Ivaldo Lemos Junior
Procurador de justiça do MPDFT
Em uma definição tautológica, porém inspiradora, ”poder” é a capacidade de se realizar alguma coisa. Por exemplo, eu não posso voar porque não tenho asas e a anatomia do meu organismo não foi construída para tal função. Mas posso fazer tudo o que estiver a meu alcance, como andar, correr, nadar.
Acontece que poder não se resume a movimentos naturais e se aplica ao plano da cultura, aos vínculos mais ou menos complexos que as pessoas tecem quando se relacionam. Talvez eu consiga comer em um restaurante mais chique em uma ou outra ocasião especial, mas não todas as semanas, muito menos todos os dias, as minhas finanças rapidamente não suportariam. Aqui, o meu poder se contrasta com o poder que outros exercem sobre mim ao mesmo tempo – no caso, a legitimidade do garçom de exigir o pagamento da conta da refeição. Juridicamente, o que há em um restaurante é um sinalagma, ou seja, um acordo de obrigações recíprocas (do ut des).

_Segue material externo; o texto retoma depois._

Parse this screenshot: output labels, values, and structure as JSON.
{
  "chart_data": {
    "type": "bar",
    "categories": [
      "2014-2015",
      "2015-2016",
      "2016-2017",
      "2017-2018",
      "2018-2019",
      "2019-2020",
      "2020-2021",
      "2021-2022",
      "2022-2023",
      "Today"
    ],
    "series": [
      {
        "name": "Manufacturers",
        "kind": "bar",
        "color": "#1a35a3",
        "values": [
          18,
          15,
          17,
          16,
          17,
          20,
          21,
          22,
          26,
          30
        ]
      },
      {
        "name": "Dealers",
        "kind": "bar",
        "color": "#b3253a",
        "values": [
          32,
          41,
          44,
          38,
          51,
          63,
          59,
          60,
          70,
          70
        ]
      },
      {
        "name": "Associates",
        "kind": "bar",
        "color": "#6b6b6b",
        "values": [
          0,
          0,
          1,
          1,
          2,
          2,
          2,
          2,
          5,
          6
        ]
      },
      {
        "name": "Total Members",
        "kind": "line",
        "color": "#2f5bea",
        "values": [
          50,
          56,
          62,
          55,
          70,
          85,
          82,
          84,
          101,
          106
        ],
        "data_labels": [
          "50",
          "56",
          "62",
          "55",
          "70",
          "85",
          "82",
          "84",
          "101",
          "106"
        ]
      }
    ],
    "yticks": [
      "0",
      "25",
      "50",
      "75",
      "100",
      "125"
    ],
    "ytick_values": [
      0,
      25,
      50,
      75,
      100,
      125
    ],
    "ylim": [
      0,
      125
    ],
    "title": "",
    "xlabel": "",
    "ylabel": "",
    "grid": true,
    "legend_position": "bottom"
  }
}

Quando se acrescenta o predicado “político”, a ideia de poder se sofistica para as coisas que outras pessoas fazem a partir do que eu quero, do que eu gosto, do que eu não gosto. De alguma maneira, eu mando nelas. E elas me são desconhecidas, muitas eu nem sei o quanto existem, elas não pertencem a meu círculo familiar (a autoridade que o pai exerce sobre o filho é de outro naipe, porquanto está idealmente modelada por uma tensão amorosa ou carinhosa) ou semi-familiar (é o caso do professor que, também idealmente, dirige o aluno com o escopo de que este absorva a matéria e se desenvolva intelectualmente).
As conexões do poder político nunca perdem totalmente a raiz pseudo-sentimental de que o comandado deve obediência não porque isso é delicioso para mim, mas porque se trata de um dar que É receber - nem que seja forjado um discurso postiço, senão mesquinho e mentiroso. Quem tiver ouvidos, que ouça.